Emergent Thiemann coherent states in the near-kernel sector of quantum reduced loop gravity

TL;DR

This paper investigates the near-kernel sector of quantum reduced loop gravity using neural quantum states and variational Monte Carlo, revealing emergent semiclassical structures and distinct classes of solutions.

Contribution

It introduces a novel variational approach with neural quantum states to analyze the near-kernel sector in quantum reduced loop gravity, identifying emergent semiclassical states.

Findings

Near-kernel states organize into three distinct classes.

At high spin cutoffs, two factorized branches emerge.

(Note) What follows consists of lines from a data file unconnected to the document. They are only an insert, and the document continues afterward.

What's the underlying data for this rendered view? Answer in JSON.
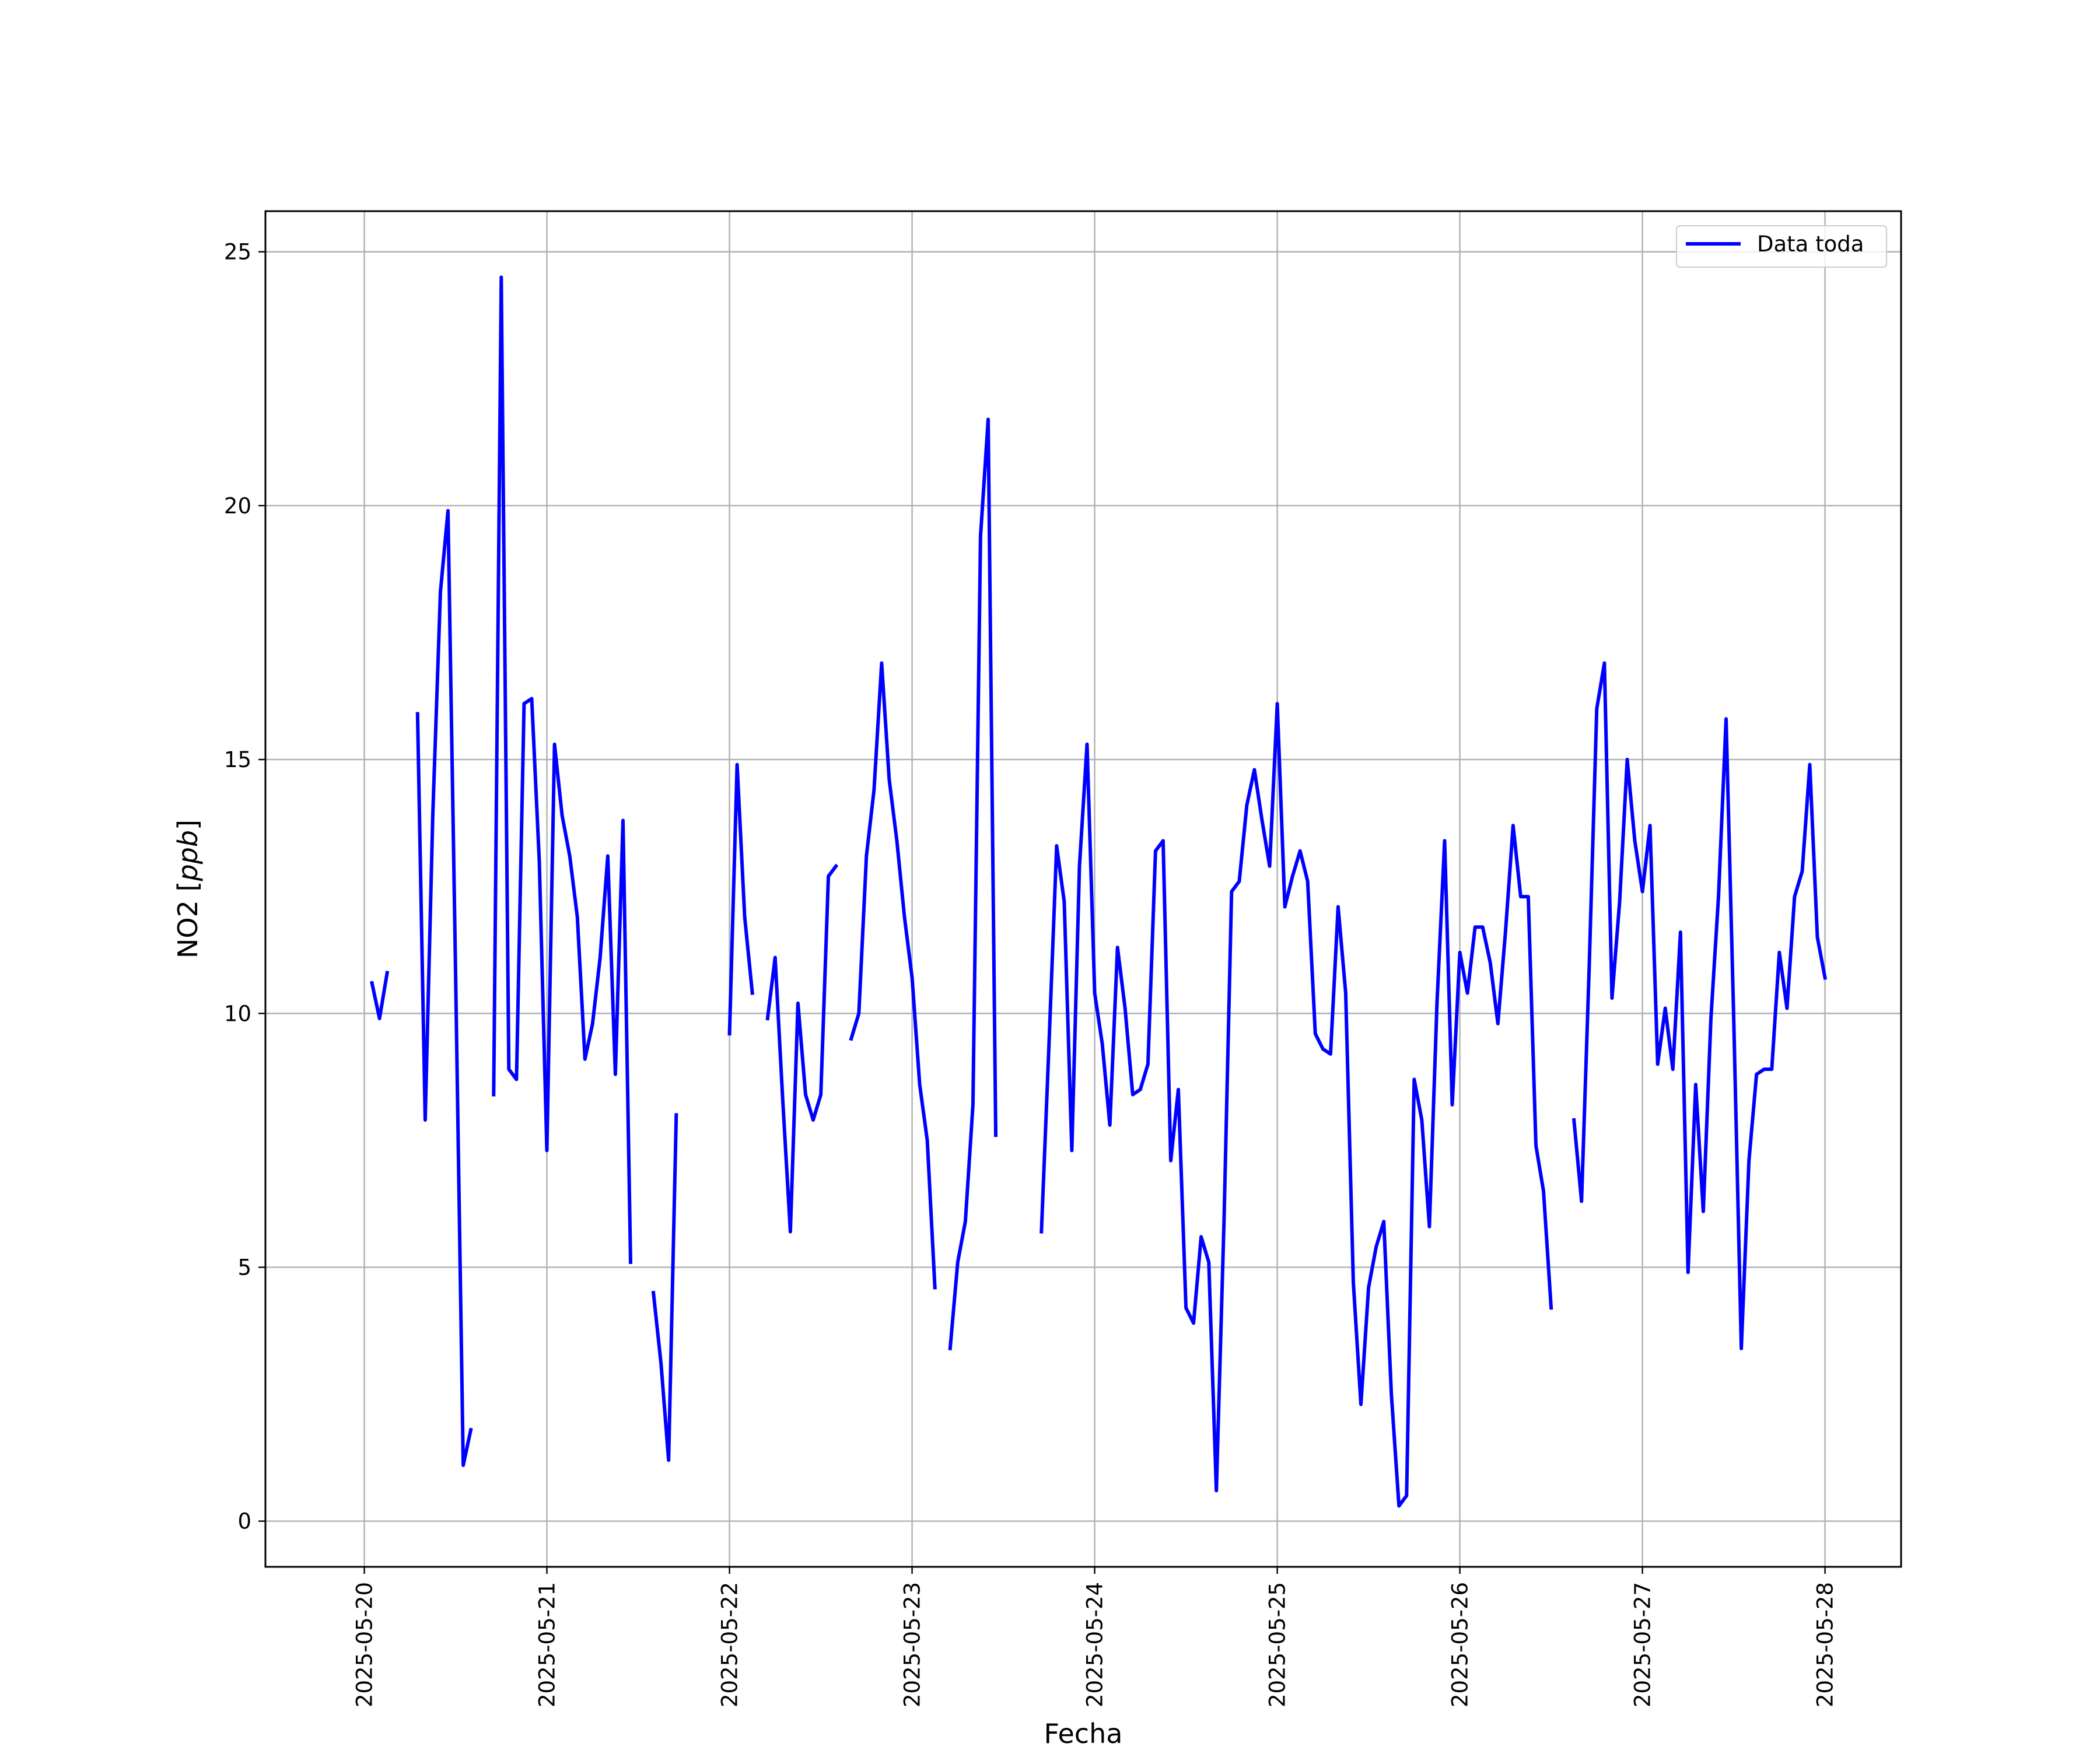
{
  "chart_data": {
    "type": "line",
    "title": "",
    "xlabel": "Fecha",
    "ylabel_text": "NO2 ",
    "ylabel_unit": "ppb",
    "x_is_date": true,
    "x_ticks": [
      "2025-05-20",
      "2025-05-21",
      "2025-05-22",
      "2025-05-23",
      "2025-05-24",
      "2025-05-25",
      "2025-05-26",
      "2025-05-27",
      "2025-05-28"
    ],
    "y_ticks": [
      0,
      5,
      10,
      15,
      20,
      25
    ],
    "xlim": [
      "2025-05-19T11:00",
      "2025-05-28T10:00"
    ],
    "ylim": [
      -0.9,
      25.8
    ],
    "grid": true,
    "legend_position": "top-right",
    "colors": {
      "series": "#0000ff",
      "grid": "#b0b0b0",
      "axes": "#000000"
    },
    "series": [
      {
        "name": "Data toda",
        "points": [
          [
            "2025-05-20T01:00",
            10.6
          ],
          [
            "2025-05-20T02:00",
            9.9
          ],
          [
            "2025-05-20T03:00",
            10.8
          ],
          [
            "2025-05-20T04:00",
            null
          ],
          [
            "2025-05-20T07:00",
            15.9
          ],
          [
            "2025-05-20T08:00",
            7.9
          ],
          [
            "2025-05-20T09:00",
            13.9
          ],
          [
            "2025-05-20T10:00",
            18.3
          ],
          [
            "2025-05-20T11:00",
            19.9
          ],
          [
            "2025-05-20T12:00",
            10.8
          ],
          [
            "2025-05-20T13:00",
            1.1
          ],
          [
            "2025-05-20T14:00",
            1.8
          ],
          [
            "2025-05-20T15:00",
            null
          ],
          [
            "2025-05-20T17:00",
            8.4
          ],
          [
            "2025-05-20T18:00",
            24.5
          ],
          [
            "2025-05-20T19:00",
            8.9
          ],
          [
            "2025-05-20T20:00",
            8.7
          ],
          [
            "2025-05-20T21:00",
            16.1
          ],
          [
            "2025-05-20T22:00",
            16.2
          ],
          [
            "2025-05-20T23:00",
            13.0
          ],
          [
            "2025-05-21T00:00",
            7.3
          ],
          [
            "2025-05-21T01:00",
            15.3
          ],
          [
            "2025-05-21T02:00",
            13.9
          ],
          [
            "2025-05-21T03:00",
            13.1
          ],
          [
            "2025-05-21T04:00",
            11.9
          ],
          [
            "2025-05-21T05:00",
            9.1
          ],
          [
            "2025-05-21T06:00",
            9.8
          ],
          [
            "2025-05-21T07:00",
            11.1
          ],
          [
            "2025-05-21T08:00",
            13.1
          ],
          [
            "2025-05-21T09:00",
            8.8
          ],
          [
            "2025-05-21T10:00",
            13.8
          ],
          [
            "2025-05-21T11:00",
            5.1
          ],
          [
            "2025-05-21T12:00",
            null
          ],
          [
            "2025-05-21T14:00",
            4.5
          ],
          [
            "2025-05-21T15:00",
            3.1
          ],
          [
            "2025-05-21T16:00",
            1.2
          ],
          [
            "2025-05-21T17:00",
            8.0
          ],
          [
            "2025-05-21T18:00",
            null
          ],
          [
            "2025-05-22T00:00",
            9.6
          ],
          [
            "2025-05-22T01:00",
            14.9
          ],
          [
            "2025-05-22T02:00",
            11.9
          ],
          [
            "2025-05-22T03:00",
            10.4
          ],
          [
            "2025-05-22T04:00",
            null
          ],
          [
            "2025-05-22T05:00",
            9.9
          ],
          [
            "2025-05-22T06:00",
            11.1
          ],
          [
            "2025-05-22T07:00",
            8.3
          ],
          [
            "2025-05-22T08:00",
            5.7
          ],
          [
            "2025-05-22T09:00",
            10.2
          ],
          [
            "2025-05-22T10:00",
            8.4
          ],
          [
            "2025-05-22T11:00",
            7.9
          ],
          [
            "2025-05-22T12:00",
            8.4
          ],
          [
            "2025-05-22T13:00",
            12.7
          ],
          [
            "2025-05-22T14:00",
            12.9
          ],
          [
            "2025-05-22T15:00",
            null
          ],
          [
            "2025-05-22T16:00",
            9.5
          ],
          [
            "2025-05-22T17:00",
            10.0
          ],
          [
            "2025-05-22T18:00",
            13.1
          ],
          [
            "2025-05-22T19:00",
            14.4
          ],
          [
            "2025-05-22T20:00",
            16.9
          ],
          [
            "2025-05-22T21:00",
            14.6
          ],
          [
            "2025-05-22T22:00",
            13.4
          ],
          [
            "2025-05-22T23:00",
            11.9
          ],
          [
            "2025-05-23T00:00",
            10.7
          ],
          [
            "2025-05-23T01:00",
            8.6
          ],
          [
            "2025-05-23T02:00",
            7.5
          ],
          [
            "2025-05-23T03:00",
            4.6
          ],
          [
            "2025-05-23T04:00",
            null
          ],
          [
            "2025-05-23T05:00",
            3.4
          ],
          [
            "2025-05-23T06:00",
            5.1
          ],
          [
            "2025-05-23T07:00",
            5.9
          ],
          [
            "2025-05-23T08:00",
            8.2
          ],
          [
            "2025-05-23T09:00",
            19.4
          ],
          [
            "2025-05-23T10:00",
            21.7
          ],
          [
            "2025-05-23T11:00",
            7.6
          ],
          [
            "2025-05-23T12:00",
            null
          ],
          [
            "2025-05-23T17:00",
            5.7
          ],
          [
            "2025-05-23T18:00",
            9.4
          ],
          [
            "2025-05-23T19:00",
            13.3
          ],
          [
            "2025-05-23T20:00",
            12.2
          ],
          [
            "2025-05-23T21:00",
            7.3
          ],
          [
            "2025-05-23T22:00",
            12.9
          ],
          [
            "2025-05-23T23:00",
            15.3
          ],
          [
            "2025-05-24T00:00",
            10.4
          ],
          [
            "2025-05-24T01:00",
            9.4
          ],
          [
            "2025-05-24T02:00",
            7.8
          ],
          [
            "2025-05-24T03:00",
            11.3
          ],
          [
            "2025-05-24T04:00",
            10.1
          ],
          [
            "2025-05-24T05:00",
            8.4
          ],
          [
            "2025-05-24T06:00",
            8.5
          ],
          [
            "2025-05-24T07:00",
            9.0
          ],
          [
            "2025-05-24T08:00",
            13.2
          ],
          [
            "2025-05-24T09:00",
            13.4
          ],
          [
            "2025-05-24T10:00",
            7.1
          ],
          [
            "2025-05-24T11:00",
            8.5
          ],
          [
            "2025-05-24T12:00",
            4.2
          ],
          [
            "2025-05-24T13:00",
            3.9
          ],
          [
            "2025-05-24T14:00",
            5.6
          ],
          [
            "2025-05-24T15:00",
            5.1
          ],
          [
            "2025-05-24T16:00",
            0.6
          ],
          [
            "2025-05-24T17:00",
            5.9
          ],
          [
            "2025-05-24T18:00",
            12.4
          ],
          [
            "2025-05-24T19:00",
            12.6
          ],
          [
            "2025-05-24T20:00",
            14.1
          ],
          [
            "2025-05-24T21:00",
            14.8
          ],
          [
            "2025-05-24T22:00",
            13.8
          ],
          [
            "2025-05-24T23:00",
            12.9
          ],
          [
            "2025-05-25T00:00",
            16.1
          ],
          [
            "2025-05-25T01:00",
            12.1
          ],
          [
            "2025-05-25T02:00",
            12.7
          ],
          [
            "2025-05-25T03:00",
            13.2
          ],
          [
            "2025-05-25T04:00",
            12.6
          ],
          [
            "2025-05-25T05:00",
            9.6
          ],
          [
            "2025-05-25T06:00",
            9.3
          ],
          [
            "2025-05-25T07:00",
            9.2
          ],
          [
            "2025-05-25T08:00",
            12.1
          ],
          [
            "2025-05-25T09:00",
            10.4
          ],
          [
            "2025-05-25T10:00",
            4.7
          ],
          [
            "2025-05-25T11:00",
            2.3
          ],
          [
            "2025-05-25T12:00",
            4.6
          ],
          [
            "2025-05-25T13:00",
            5.4
          ],
          [
            "2025-05-25T14:00",
            5.9
          ],
          [
            "2025-05-25T15:00",
            2.5
          ],
          [
            "2025-05-25T16:00",
            0.3
          ],
          [
            "2025-05-25T17:00",
            0.5
          ],
          [
            "2025-05-25T18:00",
            8.7
          ],
          [
            "2025-05-25T19:00",
            7.9
          ],
          [
            "2025-05-25T20:00",
            5.8
          ],
          [
            "2025-05-25T21:00",
            10.2
          ],
          [
            "2025-05-25T22:00",
            13.4
          ],
          [
            "2025-05-25T23:00",
            8.2
          ],
          [
            "2025-05-26T00:00",
            11.2
          ],
          [
            "2025-05-26T01:00",
            10.4
          ],
          [
            "2025-05-26T02:00",
            11.7
          ],
          [
            "2025-05-26T03:00",
            11.7
          ],
          [
            "2025-05-26T04:00",
            11.0
          ],
          [
            "2025-05-26T05:00",
            9.8
          ],
          [
            "2025-05-26T06:00",
            11.6
          ],
          [
            "2025-05-26T07:00",
            13.7
          ],
          [
            "2025-05-26T08:00",
            12.3
          ],
          [
            "2025-05-26T09:00",
            12.3
          ],
          [
            "2025-05-26T10:00",
            7.4
          ],
          [
            "2025-05-26T11:00",
            6.5
          ],
          [
            "2025-05-26T12:00",
            4.2
          ],
          [
            "2025-05-26T13:00",
            null
          ],
          [
            "2025-05-26T15:00",
            7.9
          ],
          [
            "2025-05-26T16:00",
            6.3
          ],
          [
            "2025-05-26T17:00",
            10.9
          ],
          [
            "2025-05-26T18:00",
            16.0
          ],
          [
            "2025-05-26T19:00",
            16.9
          ],
          [
            "2025-05-26T20:00",
            10.3
          ],
          [
            "2025-05-26T21:00",
            12.2
          ],
          [
            "2025-05-26T22:00",
            15.0
          ],
          [
            "2025-05-26T23:00",
            13.4
          ],
          [
            "2025-05-27T00:00",
            12.4
          ],
          [
            "2025-05-27T01:00",
            13.7
          ],
          [
            "2025-05-27T02:00",
            9.0
          ],
          [
            "2025-05-27T03:00",
            10.1
          ],
          [
            "2025-05-27T04:00",
            8.9
          ],
          [
            "2025-05-27T05:00",
            11.6
          ],
          [
            "2025-05-27T06:00",
            4.9
          ],
          [
            "2025-05-27T07:00",
            8.6
          ],
          [
            "2025-05-27T08:00",
            6.1
          ],
          [
            "2025-05-27T09:00",
            9.9
          ],
          [
            "2025-05-27T10:00",
            12.3
          ],
          [
            "2025-05-27T11:00",
            15.8
          ],
          [
            "2025-05-27T12:00",
            9.9
          ],
          [
            "2025-05-27T13:00",
            3.4
          ],
          [
            "2025-05-27T14:00",
            7.1
          ],
          [
            "2025-05-27T15:00",
            8.8
          ],
          [
            "2025-05-27T16:00",
            8.9
          ],
          [
            "2025-05-27T17:00",
            8.9
          ],
          [
            "2025-05-27T18:00",
            11.2
          ],
          [
            "2025-05-27T19:00",
            10.1
          ],
          [
            "2025-05-27T20:00",
            12.3
          ],
          [
            "2025-05-27T21:00",
            12.8
          ],
          [
            "2025-05-27T22:00",
            14.9
          ],
          [
            "2025-05-27T23:00",
            11.5
          ],
          [
            "2025-05-28T00:00",
            10.7
          ]
        ]
      }
    ]
  }
}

One branch matches reduced Thiemann coherent states with high fidelity.

Abstract

We study the near-kernel sector of the Hamiltonian constraint operator in the one-vertex model of quantum reduced loop gravity using variational Monte Carlo methods with neural quantum states. The analysis is based on the symmetric Hamiltonian containing both Euclidean and Lorentzian contributions, and on the variational minimization of the positive quadratic operator $\hat{\mathcal Q}=\hat C \hat C^\dagger$ in truncated Hilbert spaces with spin cutoff up to $j_{\mathrm{max}}=1001$. The resulting near-kernel states are found to organize into three qualitatively distinct classes. At low cutoffs, we find solutions that do not factorize across the three edge degrees of freedom. At larger cutoffs, we find two different factorized branches, both described to very high accuracy by products of one-edge wavefunctions but localized in different spin regimes. One of these branches is matched with near-unit fidelity by reduced Thiemann coherent states, providing evidence for an emergent semiclassical organization of the near-kernel sector. The other is likewise strongly factorized, but its one-edge factors are not well described by the same coherent-state family.